Before we get down to the nitty-gritty tactical details it is important to take a step back and draw up or strategise your content framework. A key point to keep in mind while drafting the framework is to treat your customer as your audience.
In a recent post Asuthosh wrote about the lessons B2B marketers can learn from chefs. Taking some cues from his post the chefs focus is not only the cooking style or the recipe, presentation matters too, the little touches to customise and give each dish a chefs particular signature, and most importantly that they share it all with the audience. When a chef shares their recipe it doesn’t take away their business. It works instead to help them market their products better.

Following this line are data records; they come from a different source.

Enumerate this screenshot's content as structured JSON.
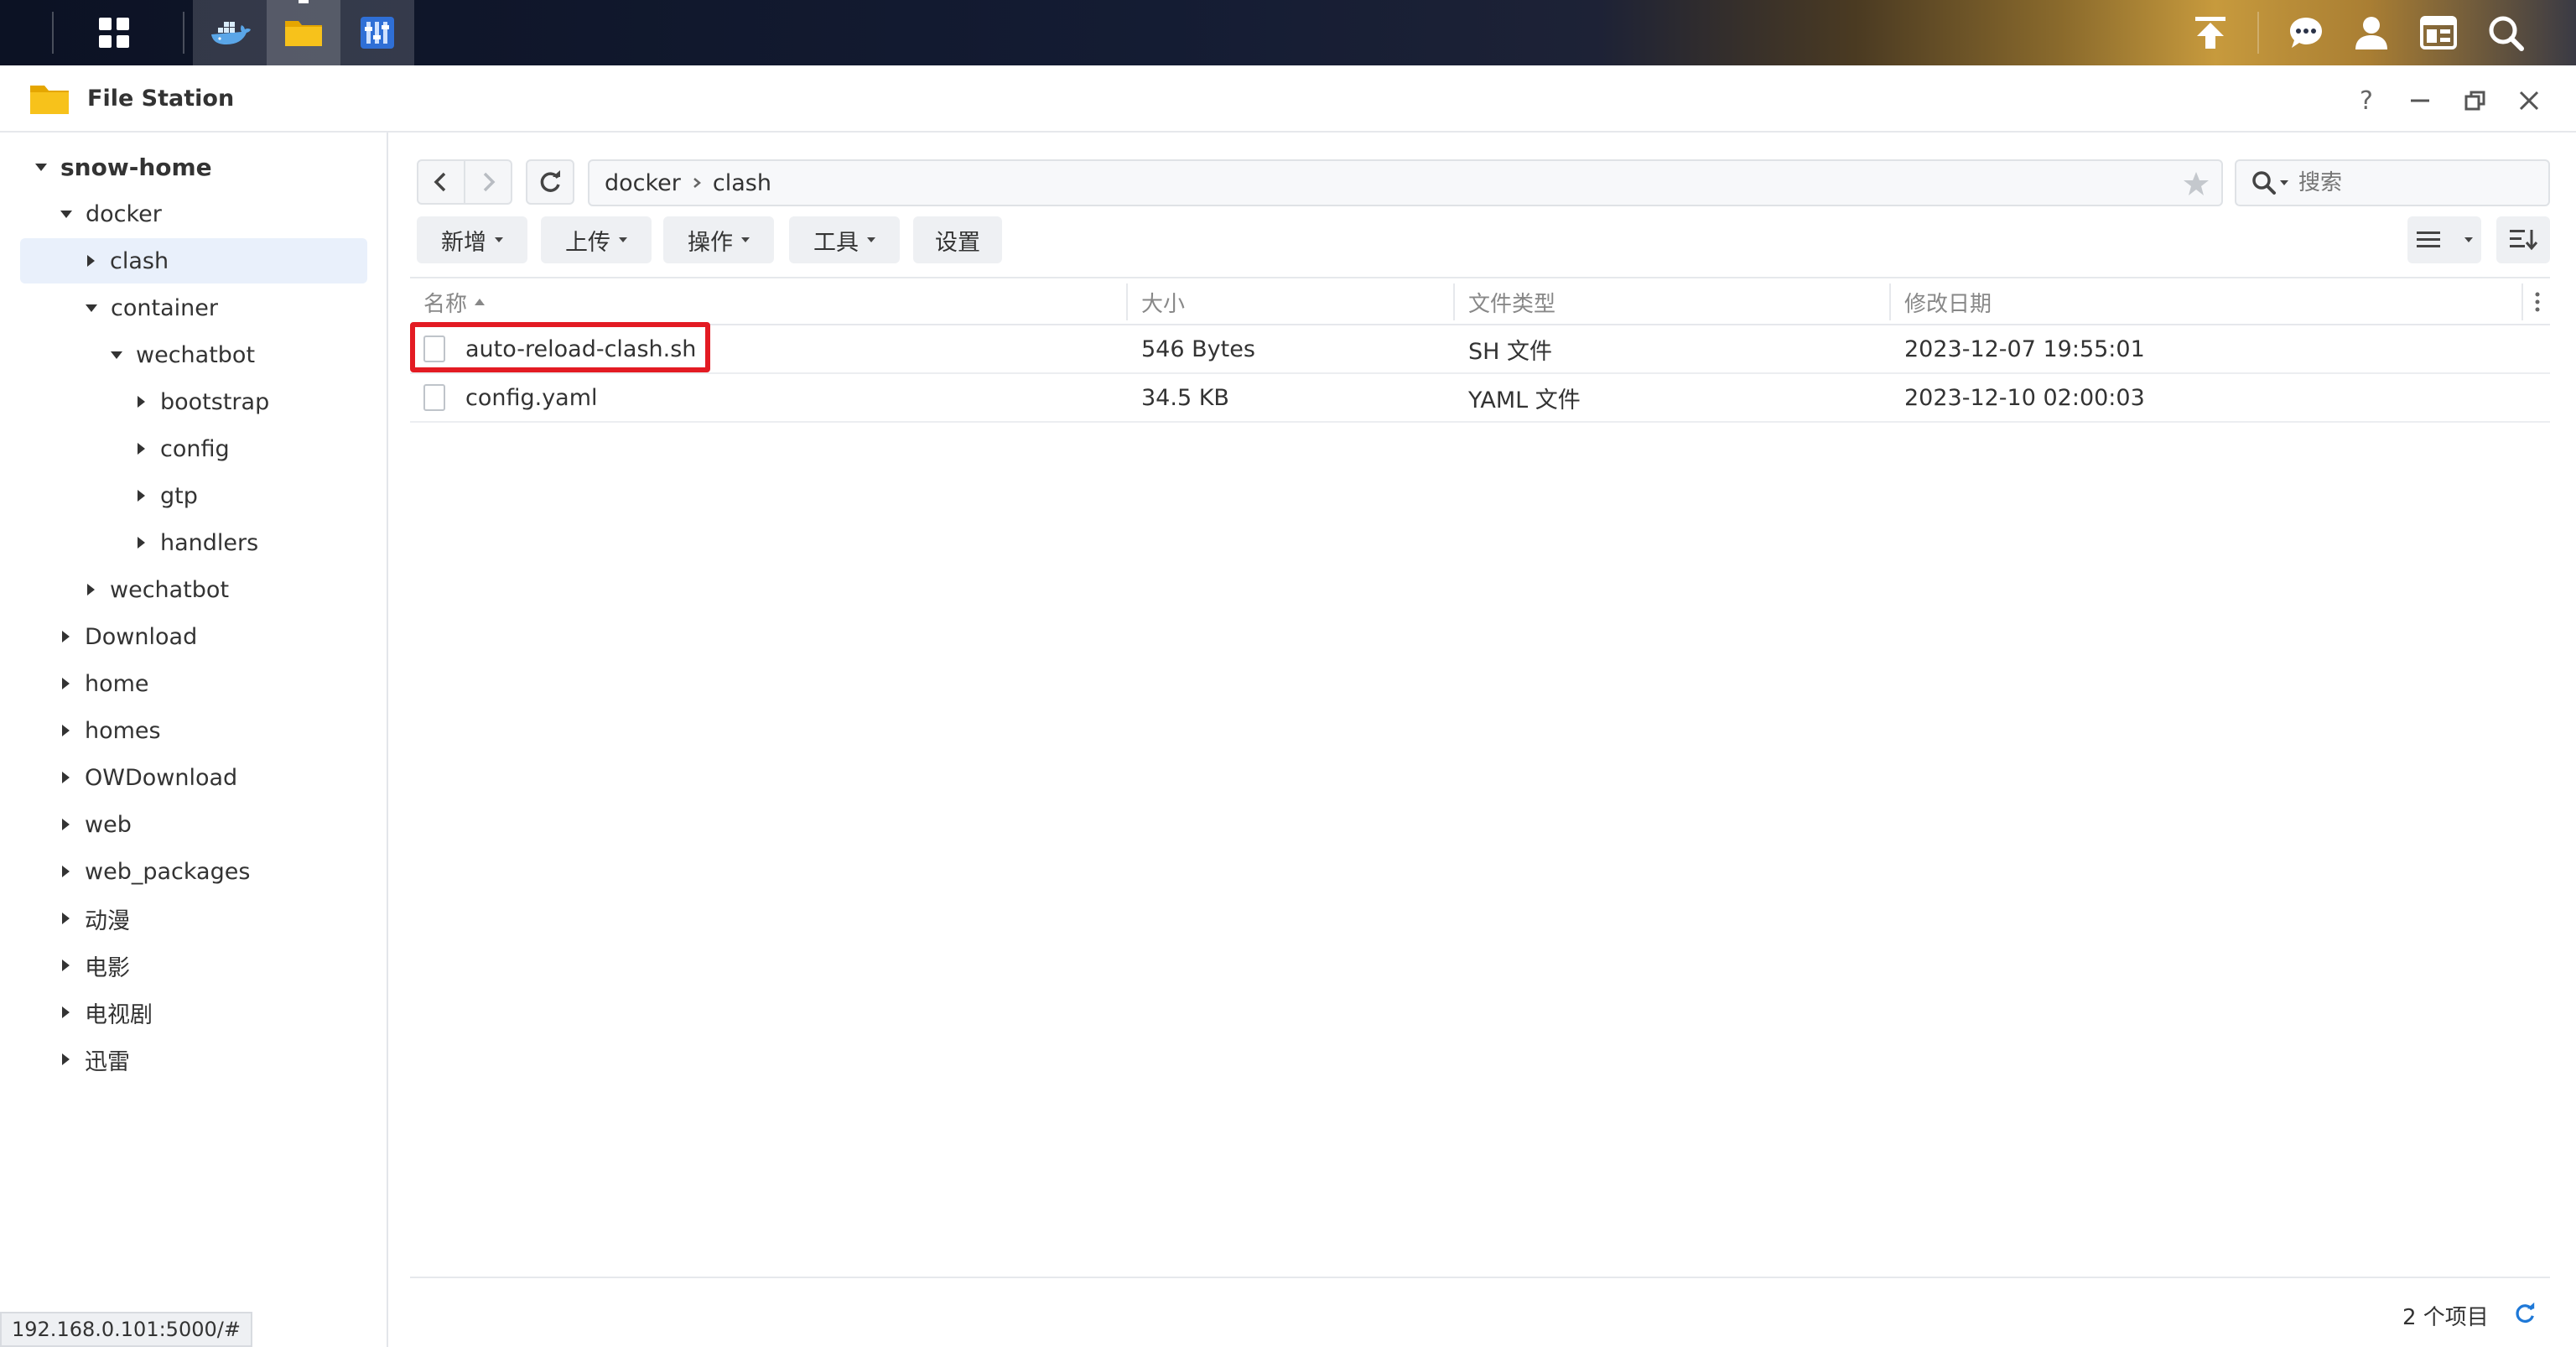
{
  "window": {
    "title": "File Station"
  },
  "sidebar": {
    "items": [
      {
        "label": "snow-home",
        "depth": 0,
        "state": "expanded"
      },
      {
        "label": "docker",
        "depth": 1,
        "state": "expanded"
      },
      {
        "label": "clash",
        "depth": 2,
        "state": "collapsed",
        "selected": true
      },
      {
        "label": "container",
        "depth": 2,
        "state": "expanded"
      },
      {
        "label": "wechatbot",
        "depth": 3,
        "state": "expanded"
      },
      {
        "label": "bootstrap",
        "depth": 4,
        "state": "collapsed"
      },
      {
        "label": "config",
        "depth": 4,
        "state": "collapsed"
      },
      {
        "label": "gtp",
        "depth": 4,
        "state": "collapsed"
      },
      {
        "label": "handlers",
        "depth": 4,
        "state": "collapsed"
      },
      {
        "label": "wechatbot",
        "depth": 2,
        "state": "collapsed"
      },
      {
        "label": "Download",
        "depth": 1,
        "state": "collapsed"
      },
      {
        "label": "home",
        "depth": 1,
        "state": "collapsed"
      },
      {
        "label": "homes",
        "depth": 1,
        "state": "collapsed"
      },
      {
        "label": "OWDownload",
        "depth": 1,
        "state": "collapsed"
      },
      {
        "label": "web",
        "depth": 1,
        "state": "collapsed"
      },
      {
        "label": "web_packages",
        "depth": 1,
        "state": "collapsed"
      },
      {
        "label": "动漫",
        "depth": 1,
        "state": "collapsed"
      },
      {
        "label": "电影",
        "depth": 1,
        "state": "collapsed"
      },
      {
        "label": "电视剧",
        "depth": 1,
        "state": "collapsed"
      },
      {
        "label": "迅雷",
        "depth": 1,
        "state": "collapsed"
      }
    ]
  },
  "path": {
    "segments": [
      "docker",
      "clash"
    ]
  },
  "search": {
    "placeholder": "搜索"
  },
  "toolbar": {
    "new_label": "新增",
    "upload_label": "上传",
    "action_label": "操作",
    "tools_label": "工具",
    "settings_label": "设置"
  },
  "table": {
    "columns": [
      "名称",
      "大小",
      "文件类型",
      "修改日期"
    ],
    "rows": [
      {
        "name": "auto-reload-clash.sh",
        "size": "546 Bytes",
        "type": "SH 文件",
        "modified": "2023-12-07 19:55:01",
        "highlighted": true
      },
      {
        "name": "config.yaml",
        "size": "34.5 KB",
        "type": "YAML 文件",
        "modified": "2023-12-10 02:00:03",
        "highlighted": false
      }
    ]
  },
  "footer": {
    "item_count": "2 个项目"
  },
  "status_bar": {
    "url": "192.168.0.101:5000/#"
  },
  "colors": {
    "highlight": "#e31b23",
    "selection": "#e9f0fb",
    "accent": "#1e78d7"
  }
}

The first step to treating your customers as your audience is to avoid content that reads or sounds like a sales pitch. Focus on addressing the content category, the pain point of your customers, and their business context. Avoid putting all the focus on your products and solutions. For example, If you happen to be a technology company specialising in data centre cooling solutions you should create content about the best practices for data centres, environmentally friendly options, and costs savings your audience can have by implementing green data centre concepts. Such content is relevant to your product categories but does not directly talk about your product. Creating relevant content that is not restricted to our products and solutions enables us to cultivate an audience where we have active participation and attendance.
Next stop will be mapping your content to the buyers personas you identified. This step is not specific to customer retention marketing, but is a basic step required for any marketing activity especially in the realm of B2B marketing.

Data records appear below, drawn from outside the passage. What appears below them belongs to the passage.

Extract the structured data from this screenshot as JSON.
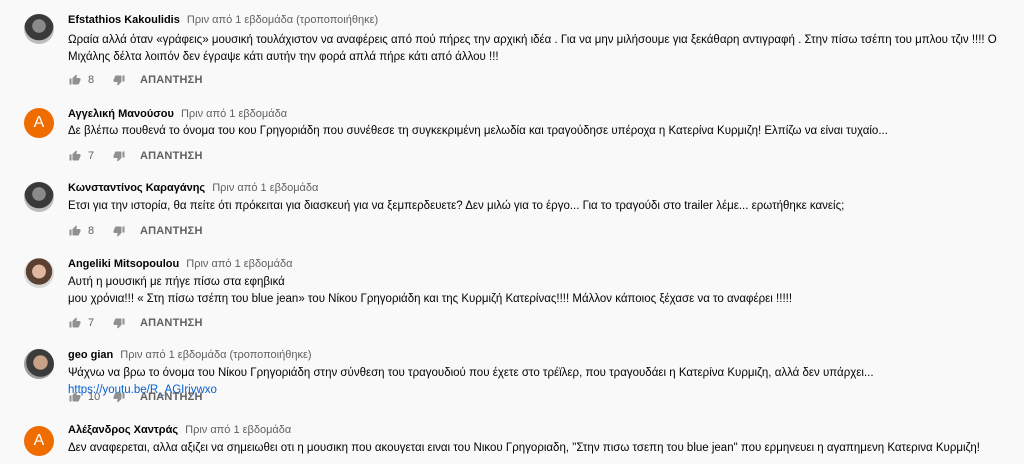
{
  "comments": [
    {
      "author": "Efstathios Kakoulidis",
      "time": "Πριν από 1 εβδομάδα (τροποποιήθηκε)",
      "lines": [
        "Ωραία αλλά όταν «γράφεις» μουσική τουλάχιστον να αναφέρεις από πού πήρες την αρχική ιδέα . Για να μην μιλήσουμε για ξεκάθαρη αντιγραφή . Στην πίσω τσέπη του μπλου τζιν !!!! Ο",
        "Μιχάλης δέλτα λοιπόν δεν έγραψε κάτι αυτήν την φορά απλά πήρε κάτι από άλλου !!!"
      ],
      "likes": "8",
      "reply_label": "ΑΠΑΝΤΗΣΗ",
      "avatar_icon": "user-photo"
    },
    {
      "author": "Αγγελική Μανούσου",
      "time": "Πριν από 1 εβδομάδα",
      "lines": [
        "Δε βλέπω πουθενά το όνομα του κου Γρηγοριάδη που συνέθεσε τη συγκεκριμένη μελωδία και τραγούδησε υπέροχα η Κατερίνα Κυρμιζη! Ελπίζω να είναι τυχαίο..."
      ],
      "likes": "7",
      "reply_label": "ΑΠΑΝΤΗΣΗ",
      "avatar_letter": "A"
    },
    {
      "author": "Κωνσταντίνος Καραγάνης",
      "time": "Πριν από 1 εβδομάδα",
      "lines": [
        "Ετσι για την ιστορία, θα πείτε ότι πρόκειται για διασκευή για να ξεμπερδευετε?  Δεν μιλώ για το έργο... Για το τραγούδι στο trailer λέμε... ερωτήθηκε κανείς;"
      ],
      "likes": "8",
      "reply_label": "ΑΠΑΝΤΗΣΗ",
      "avatar_icon": "user-photo"
    },
    {
      "author": "Angeliki Mitsopoulou",
      "time": "Πριν από 1 εβδομάδα",
      "lines": [
        "Αυτή η μουσική με πήγε πίσω στα εφηβικά",
        "μου χρόνια!!! « Στη πίσω τσέπη του blue jean» του Νίκου Γρηγοριάδη και της Κυρμιζή Κατερίνας!!!! Μάλλον κάποιος ξέχασε να το αναφέρει !!!!!"
      ],
      "likes": "7",
      "reply_label": "ΑΠΑΝΤΗΣΗ",
      "avatar_icon": "user-photo"
    },
    {
      "author": "geo gian",
      "time": "Πριν από 1 εβδομάδα (τροποποιήθηκε)",
      "lines": [
        "Ψάχνω να βρω το όνομα του Νίκου Γρηγοριάδη στην σύνθεση του τραγουδιού που έχετε στο τρέϊλερ, που τραγουδάει η Κατερίνα Κυρμιζη, αλλά δεν υπάρχει..."
      ],
      "link": "https://youtu.be/R_AGIriywxo",
      "likes": "10",
      "reply_label": "ΑΠΑΝΤΗΣΗ",
      "avatar_icon": "user-photo"
    },
    {
      "author": "Αλέξανδρος Χαντράς",
      "time": "Πριν από 1 εβδομάδα",
      "lines": [
        "Δεν αναφερεται, αλλα αξιζει να σημειωθει οτι η μουσικη που ακουγεται ειναι του Νικου Γρηγοριαδη, \"Στην πισω τσεπη του blue jean\" που ερμηνευει η αγαπημενη Κατερινα Κυρμιζη!"
      ],
      "avatar_letter": "A"
    }
  ],
  "colors": {
    "author": "#030303",
    "meta": "#606060",
    "link": "#065fd4",
    "avatar_letter_bg": "#ef6c00"
  },
  "icons": {
    "like": "thumbs-up-icon",
    "dislike": "thumbs-down-icon"
  }
}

You need to have a good mix of product news, features and benefits of your solutions, and agnostic content. Try to convert your product features and fact-sheets according to your client’s business context that directly addresses your client’s business needs. Your customers want to find out how to solve their business needs and not read extensively about your product from the get-go.
Devote some attention to creating content for up-selling. Some customers are only exposed to a part of your product and solution offerings. Those customers need to be targeted with content on your other solutions and services which have relevance to them.

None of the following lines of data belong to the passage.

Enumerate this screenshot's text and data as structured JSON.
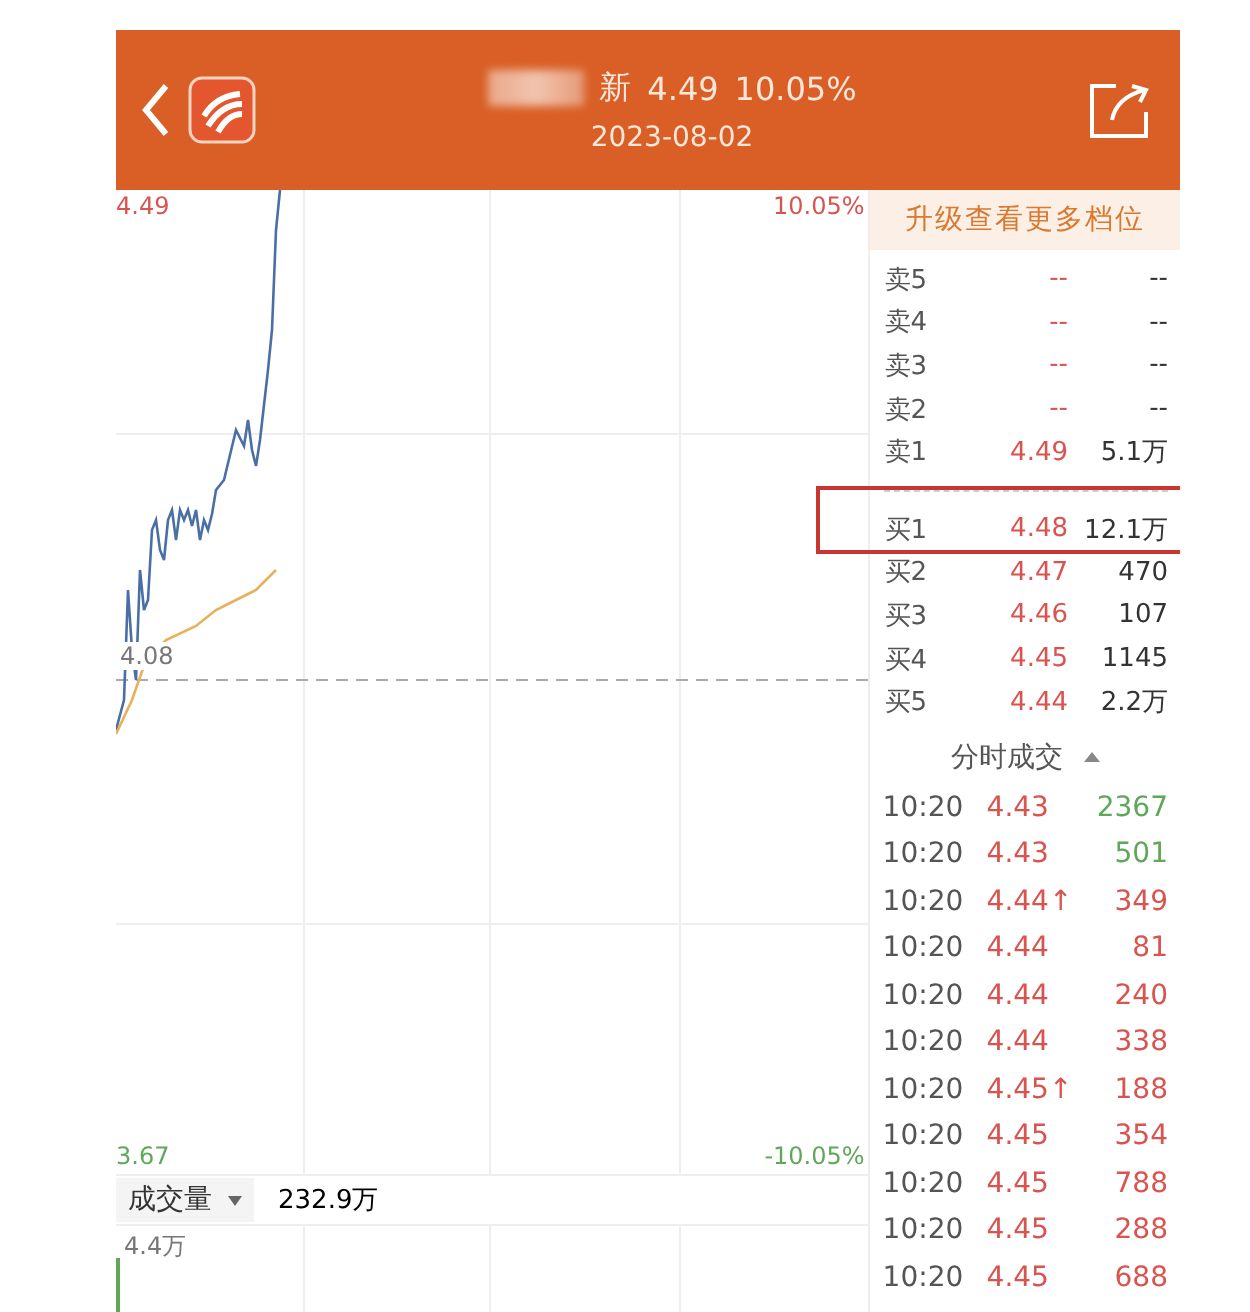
{
  "header": {
    "name_tail": "新",
    "price": "4.49",
    "change": "10.05%",
    "date": "2023-08-02"
  },
  "chart": {
    "top_price": "4.49",
    "top_pct": "10.05%",
    "mid_price": "4.08",
    "bottom_price": "3.67",
    "bottom_pct": "-10.05%"
  },
  "volume": {
    "selector": "成交量",
    "total": "232.9万",
    "max": "4.4万"
  },
  "upgrade_banner": "升级查看更多档位",
  "asks": [
    {
      "label": "卖5",
      "price": "--",
      "volume": "--"
    },
    {
      "label": "卖4",
      "price": "--",
      "volume": "--"
    },
    {
      "label": "卖3",
      "price": "--",
      "volume": "--"
    },
    {
      "label": "卖2",
      "price": "--",
      "volume": "--"
    },
    {
      "label": "卖1",
      "price": "4.49",
      "volume": "5.1万"
    }
  ],
  "bids": [
    {
      "label": "买1",
      "price": "4.48",
      "volume": "12.1万",
      "highlighted": true
    },
    {
      "label": "买2",
      "price": "4.47",
      "volume": "470",
      "highlighted": false
    },
    {
      "label": "买3",
      "price": "4.46",
      "volume": "107",
      "highlighted": false
    },
    {
      "label": "买4",
      "price": "4.45",
      "volume": "1145",
      "highlighted": false
    },
    {
      "label": "买5",
      "price": "4.44",
      "volume": "2.2万",
      "highlighted": false
    }
  ],
  "trades_header": "分时成交",
  "trades": [
    {
      "time": "10:20",
      "price": "4.43",
      "volume": "2367",
      "color": "#5fa85a"
    },
    {
      "time": "10:20",
      "price": "4.43",
      "volume": "501",
      "color": "#5fa85a"
    },
    {
      "time": "10:20",
      "price": "4.44↑",
      "volume": "349",
      "color": "#d9534f"
    },
    {
      "time": "10:20",
      "price": "4.44",
      "volume": "81",
      "color": "#d9534f"
    },
    {
      "time": "10:20",
      "price": "4.44",
      "volume": "240",
      "color": "#d9534f"
    },
    {
      "time": "10:20",
      "price": "4.44",
      "volume": "338",
      "color": "#d9534f"
    },
    {
      "time": "10:20",
      "price": "4.45↑",
      "volume": "188",
      "color": "#d9534f"
    },
    {
      "time": "10:20",
      "price": "4.45",
      "volume": "354",
      "color": "#d9534f"
    },
    {
      "time": "10:20",
      "price": "4.45",
      "volume": "788",
      "color": "#d9534f"
    },
    {
      "time": "10:20",
      "price": "4.45",
      "volume": "288",
      "color": "#d9534f"
    },
    {
      "time": "10:20",
      "price": "4.45",
      "volume": "688",
      "color": "#d9534f"
    }
  ]
}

Social engagement has now become an intrinsic part of the marketing game and B2B marketers need to take it much more seriously. Identify and interact with your customers in their natural territory. Interaction may not always be possible as most people are not looking to interact with a marketer or get into a business discussion in their natural territory however you still need to identify your existing customers in social communities. Find out where they are and what they do.
Many different products are coming into play these days to help you develop your social radar for your customers. Traditional CRMs like Salesforce have also started moving in this direction with their purchase of Radian6, signalling that you need to add a social layer to the traditional dossier you compiled on your customers. In addition to their address, email and telephone you need to also know what they are saying on Twitter, Facebook, LinkedIn etcetera.
This information correctly collated and added to your customer database can act as a social sixth sense for your business development team. Analysing the data also helps you decide where you should do your media buys and what channels and mediums you should use for maximum reach to your customers.
Testimonials are very important. Your most credible marketing channel is your existing customers and their case-studies and testimonials resonate the most with prospects – be it for new sales or up-selling existing customers.
Make sure to create case-studies on successfully completed and implemented projects. Try to add some video in the mix and avoid only written case-studies. You must remember that the attention spans of people are getting shorter all the time and they want the pertinent information delivered quickly and concisely. Rich media allows you to jam pack information into a short period of time and video also adds different dimensions to keep your audience engaged and interested in the information you are presenting.
Another plus point about video is that it lets your customers do the talking. They get to tell their own story about what they do, their value proposition and even what they are selling. Lastly beyond the benefit of making your testimonial client happy it lends your company and its solutions credibility to have a third party vouch for you.